Puesto que habíamos acudido, debíamos ponernos en consonancia. Bebidas heladas y fresas con nata, primero, mi postre preferido. Madelon se moría de ganas de repetir. También ella se dejaba conquistar ahora por los buenos modales. Los hombres la consideraban simpática, a Madelon, el suegro sobre todo, ricachón él, parecía muy contento de tenerla a su lado, a Madelon, y venga desvivirse para agradarle. Venga buscar por toda la mesa más golosinas, sólo para ella, que estaba dándose una panzada, de nata. Por lo que decía, era viudo, el suegro. ¡Menudo si lo había olvidado! Al cabo de poco, con los licores, Madelon tenía una curda de cuidado. El traje que llevaba Robinson y el mío también chorreaban fatiga y temporadas y más temporadas, pero en el refugio en que nos encontrábamos podía ser que no se viera. De todos modos, yo me sentía un poco humillado en medio de los demás, tan respetables en todo, limpios como americanos, tan bien lavados, tan bien educados, listos para concursos de elegancia.
Madelon, ya piripi, no se contenía demasiado bien. Con su fino perfil puntiagudo dirigido a las pinturas, contaba tonterías; la anfitriona, que se daba cuenta un poco, volvió al acordeón para remediarlo, mientras todos cantaban y nosotros también en sordina, pero desafinando y sin gracia, la misma canción que un poco antes oíamos fuera y después otra.
Robinson había encontrado el medio de entablar conversación con un señor anciano que parecía conocerlo todo sobre la cultura del cacao. Tema apropiado. Un colonial, dos coloniales. «Cuando estaba yo en África —oí, para mi gran sorpresa, afirmar a Robinson—, cuando era ingeniero agrónomo de la Compañía Porduriére —repetía—, ponía a cosechar a la población entera de una aldea… etc.» No podía verme, conque se despachaba a gusto… Con ganas… Falsos recuerdos… Deslumbraba al señor anciano… ¡Mentiras! Lo único que se le ocurría para ponerse a la altura del anciano competente. Él siempre tan reservado, Robinson, en su lenguaje, me irritaba y afligía al divagar así.
Lo habían instalado, con todos los honores, en un gran diván lleno de perfumes, con una copa de coñac en la mano derecha, mientras que con la otra evocaba con gestos ampulosos la majestad de las junglas vírgenes y los furores de los tornados ecuatoriales. Estaba disparado, disparado de lo lindo… Alcide se habría tronchado de risa, si hubiera estado allí, en un rincón. ¡Pobre Alcide!
No se puede negar, estábamos lo que se dice a gusto, en su gabarra. Sobre todo porque empezaba a alzarse una brisita del río y en los marcos de las ventanas flotaban los visillos encañonados como banderitas alegres.
Otra ronda de helados y después champán.
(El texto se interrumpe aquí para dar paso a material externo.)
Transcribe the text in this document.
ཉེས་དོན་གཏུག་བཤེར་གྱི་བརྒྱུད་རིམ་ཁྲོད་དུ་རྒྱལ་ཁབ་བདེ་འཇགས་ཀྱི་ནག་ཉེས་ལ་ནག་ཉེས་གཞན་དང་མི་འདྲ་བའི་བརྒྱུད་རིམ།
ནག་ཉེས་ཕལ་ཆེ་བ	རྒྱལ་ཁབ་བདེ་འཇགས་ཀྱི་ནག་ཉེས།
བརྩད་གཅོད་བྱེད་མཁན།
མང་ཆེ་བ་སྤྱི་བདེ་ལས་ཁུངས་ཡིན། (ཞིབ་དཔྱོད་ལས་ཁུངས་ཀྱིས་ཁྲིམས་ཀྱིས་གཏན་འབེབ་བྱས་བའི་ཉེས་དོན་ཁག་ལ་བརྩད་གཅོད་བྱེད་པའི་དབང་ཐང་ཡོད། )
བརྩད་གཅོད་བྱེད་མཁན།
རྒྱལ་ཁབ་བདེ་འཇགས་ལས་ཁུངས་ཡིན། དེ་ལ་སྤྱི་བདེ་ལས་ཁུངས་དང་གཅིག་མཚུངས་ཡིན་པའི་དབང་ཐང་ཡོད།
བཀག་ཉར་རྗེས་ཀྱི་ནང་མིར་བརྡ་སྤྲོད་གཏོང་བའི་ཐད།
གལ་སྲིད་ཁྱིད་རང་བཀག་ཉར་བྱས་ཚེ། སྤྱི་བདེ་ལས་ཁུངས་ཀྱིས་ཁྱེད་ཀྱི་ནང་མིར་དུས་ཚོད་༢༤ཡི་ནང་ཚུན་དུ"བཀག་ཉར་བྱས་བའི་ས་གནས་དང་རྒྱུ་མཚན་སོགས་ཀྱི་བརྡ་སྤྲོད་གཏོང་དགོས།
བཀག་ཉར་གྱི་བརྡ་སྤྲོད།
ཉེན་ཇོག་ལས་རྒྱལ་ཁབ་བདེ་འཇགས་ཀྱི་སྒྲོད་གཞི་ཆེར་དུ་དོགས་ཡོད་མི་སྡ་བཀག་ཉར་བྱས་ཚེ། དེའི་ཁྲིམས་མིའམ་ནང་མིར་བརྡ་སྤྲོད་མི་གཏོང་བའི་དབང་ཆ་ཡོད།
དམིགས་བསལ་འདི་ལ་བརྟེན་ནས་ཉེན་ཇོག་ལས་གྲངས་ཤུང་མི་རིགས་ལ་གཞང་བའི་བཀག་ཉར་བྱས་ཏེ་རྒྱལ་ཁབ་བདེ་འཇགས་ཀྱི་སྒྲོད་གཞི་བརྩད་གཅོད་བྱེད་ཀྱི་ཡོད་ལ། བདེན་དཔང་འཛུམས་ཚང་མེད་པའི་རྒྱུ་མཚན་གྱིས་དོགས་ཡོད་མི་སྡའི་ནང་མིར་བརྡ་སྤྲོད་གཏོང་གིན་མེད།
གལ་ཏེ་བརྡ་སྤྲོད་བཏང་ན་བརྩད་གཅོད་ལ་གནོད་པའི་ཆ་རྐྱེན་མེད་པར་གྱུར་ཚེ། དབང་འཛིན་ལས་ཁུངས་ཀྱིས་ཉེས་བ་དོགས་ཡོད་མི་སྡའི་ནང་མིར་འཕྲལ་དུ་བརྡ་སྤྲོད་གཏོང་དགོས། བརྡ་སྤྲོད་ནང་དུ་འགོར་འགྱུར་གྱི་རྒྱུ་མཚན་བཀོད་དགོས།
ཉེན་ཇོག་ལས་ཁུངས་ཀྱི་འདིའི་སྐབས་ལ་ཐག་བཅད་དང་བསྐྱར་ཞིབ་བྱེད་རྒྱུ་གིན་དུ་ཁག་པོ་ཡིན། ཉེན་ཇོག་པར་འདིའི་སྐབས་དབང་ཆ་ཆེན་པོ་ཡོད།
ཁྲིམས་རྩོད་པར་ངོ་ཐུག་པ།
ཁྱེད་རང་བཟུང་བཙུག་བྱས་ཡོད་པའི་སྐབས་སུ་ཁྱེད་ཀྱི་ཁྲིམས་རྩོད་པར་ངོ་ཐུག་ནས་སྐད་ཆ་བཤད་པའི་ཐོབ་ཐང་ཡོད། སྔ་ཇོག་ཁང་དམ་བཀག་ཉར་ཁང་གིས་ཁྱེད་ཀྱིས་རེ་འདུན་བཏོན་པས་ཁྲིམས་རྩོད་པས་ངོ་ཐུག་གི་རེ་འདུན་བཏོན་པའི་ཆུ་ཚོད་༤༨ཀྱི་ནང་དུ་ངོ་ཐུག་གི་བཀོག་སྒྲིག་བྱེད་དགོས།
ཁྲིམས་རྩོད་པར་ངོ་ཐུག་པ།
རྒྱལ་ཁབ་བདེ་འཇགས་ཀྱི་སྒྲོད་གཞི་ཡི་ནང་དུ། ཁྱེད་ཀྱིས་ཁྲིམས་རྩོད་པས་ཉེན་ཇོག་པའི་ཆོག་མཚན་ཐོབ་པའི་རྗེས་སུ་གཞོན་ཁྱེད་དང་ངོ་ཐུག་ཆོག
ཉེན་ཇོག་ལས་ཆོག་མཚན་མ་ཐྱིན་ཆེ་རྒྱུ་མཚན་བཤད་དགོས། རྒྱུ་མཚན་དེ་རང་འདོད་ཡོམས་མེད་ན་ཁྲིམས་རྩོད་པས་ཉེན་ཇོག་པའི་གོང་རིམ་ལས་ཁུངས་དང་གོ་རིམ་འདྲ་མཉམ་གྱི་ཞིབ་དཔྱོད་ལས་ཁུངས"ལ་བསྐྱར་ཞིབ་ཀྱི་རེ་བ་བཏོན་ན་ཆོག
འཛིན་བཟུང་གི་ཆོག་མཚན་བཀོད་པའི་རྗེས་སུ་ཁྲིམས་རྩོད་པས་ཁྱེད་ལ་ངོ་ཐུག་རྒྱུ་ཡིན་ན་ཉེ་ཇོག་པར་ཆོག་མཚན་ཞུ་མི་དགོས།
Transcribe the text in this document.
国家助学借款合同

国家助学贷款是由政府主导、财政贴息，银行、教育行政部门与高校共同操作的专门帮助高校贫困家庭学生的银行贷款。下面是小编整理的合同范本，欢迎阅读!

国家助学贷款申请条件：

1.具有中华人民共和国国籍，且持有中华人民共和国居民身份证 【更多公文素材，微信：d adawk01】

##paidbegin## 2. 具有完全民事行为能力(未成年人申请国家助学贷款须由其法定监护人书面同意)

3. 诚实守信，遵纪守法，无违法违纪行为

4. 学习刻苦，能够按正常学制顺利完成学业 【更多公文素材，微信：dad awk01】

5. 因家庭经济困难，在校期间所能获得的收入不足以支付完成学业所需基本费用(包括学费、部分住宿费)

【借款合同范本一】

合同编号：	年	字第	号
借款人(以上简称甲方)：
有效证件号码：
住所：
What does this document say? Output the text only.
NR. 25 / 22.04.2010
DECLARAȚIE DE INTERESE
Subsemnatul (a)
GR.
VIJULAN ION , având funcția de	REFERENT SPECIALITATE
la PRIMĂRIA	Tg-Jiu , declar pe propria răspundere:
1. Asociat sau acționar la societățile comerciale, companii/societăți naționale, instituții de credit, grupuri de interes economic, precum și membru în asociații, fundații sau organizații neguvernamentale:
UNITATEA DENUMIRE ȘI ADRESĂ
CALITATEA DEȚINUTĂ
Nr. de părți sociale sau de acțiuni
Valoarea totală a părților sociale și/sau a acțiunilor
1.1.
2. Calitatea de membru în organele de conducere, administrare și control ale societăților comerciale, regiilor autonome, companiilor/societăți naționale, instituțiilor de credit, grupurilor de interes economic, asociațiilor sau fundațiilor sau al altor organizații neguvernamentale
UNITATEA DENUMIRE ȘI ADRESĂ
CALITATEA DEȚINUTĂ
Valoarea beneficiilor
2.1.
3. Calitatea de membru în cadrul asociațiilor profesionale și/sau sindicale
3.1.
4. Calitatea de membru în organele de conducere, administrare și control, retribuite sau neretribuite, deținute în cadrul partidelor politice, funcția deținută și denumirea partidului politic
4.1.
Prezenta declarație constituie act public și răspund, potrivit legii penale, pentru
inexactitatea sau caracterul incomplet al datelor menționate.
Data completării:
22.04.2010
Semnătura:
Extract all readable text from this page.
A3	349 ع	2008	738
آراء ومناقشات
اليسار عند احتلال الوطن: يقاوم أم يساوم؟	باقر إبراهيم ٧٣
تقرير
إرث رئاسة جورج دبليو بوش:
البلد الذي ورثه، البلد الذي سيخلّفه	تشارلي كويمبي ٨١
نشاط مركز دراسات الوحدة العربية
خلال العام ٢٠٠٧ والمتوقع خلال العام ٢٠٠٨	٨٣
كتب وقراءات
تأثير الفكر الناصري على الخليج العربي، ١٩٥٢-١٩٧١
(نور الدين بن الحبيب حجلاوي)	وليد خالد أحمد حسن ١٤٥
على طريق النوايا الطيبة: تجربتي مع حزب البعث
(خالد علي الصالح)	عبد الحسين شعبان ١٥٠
Era su santo, lo había repetido cien veces, el patrón. Se había propuesto obsequiar por una vez a todos e incluso a los transeúntes. A nosotros por una vez. Durante una hora, dos, tres tal vez, estaríamos todos reconciliados bajo su batuta, seríamos todos amigos, los conocidos y los demás e incluso los extraños, e incluso nosotros tres, a quienes habían recogido en la ribera, a falta de algo mejor, para no ser trece a la mesa. Iba a ponerme a cantar mi cancioncilla de alborozo y después cambié de parecer, demasiado orgulloso de pronto, consciente. Conque me pareció oportuno revelarles, para justificar mi invitación, pese a todo, en un arranque impulsivo, ¡que acababan de invitar en mi persona a uno de los médicos más distinguidos de la región parisina! ¡No podía sospecharlo, aquella gente, por mi pinta, evidentemente! ¡Ni por la mediocridad de mis compañeros! Pero, en cuanto supieron mi rango, se declararon encantados, halagados y, sin más tardar, todos y cada uno se pusieron a iniciarme en las desdichas particulares de su cuerpo; aproveché para aproximarme a la hija de un empresario, una primita muy robusta que padecía precisamente urticaria y eructos agrios a la más mínima.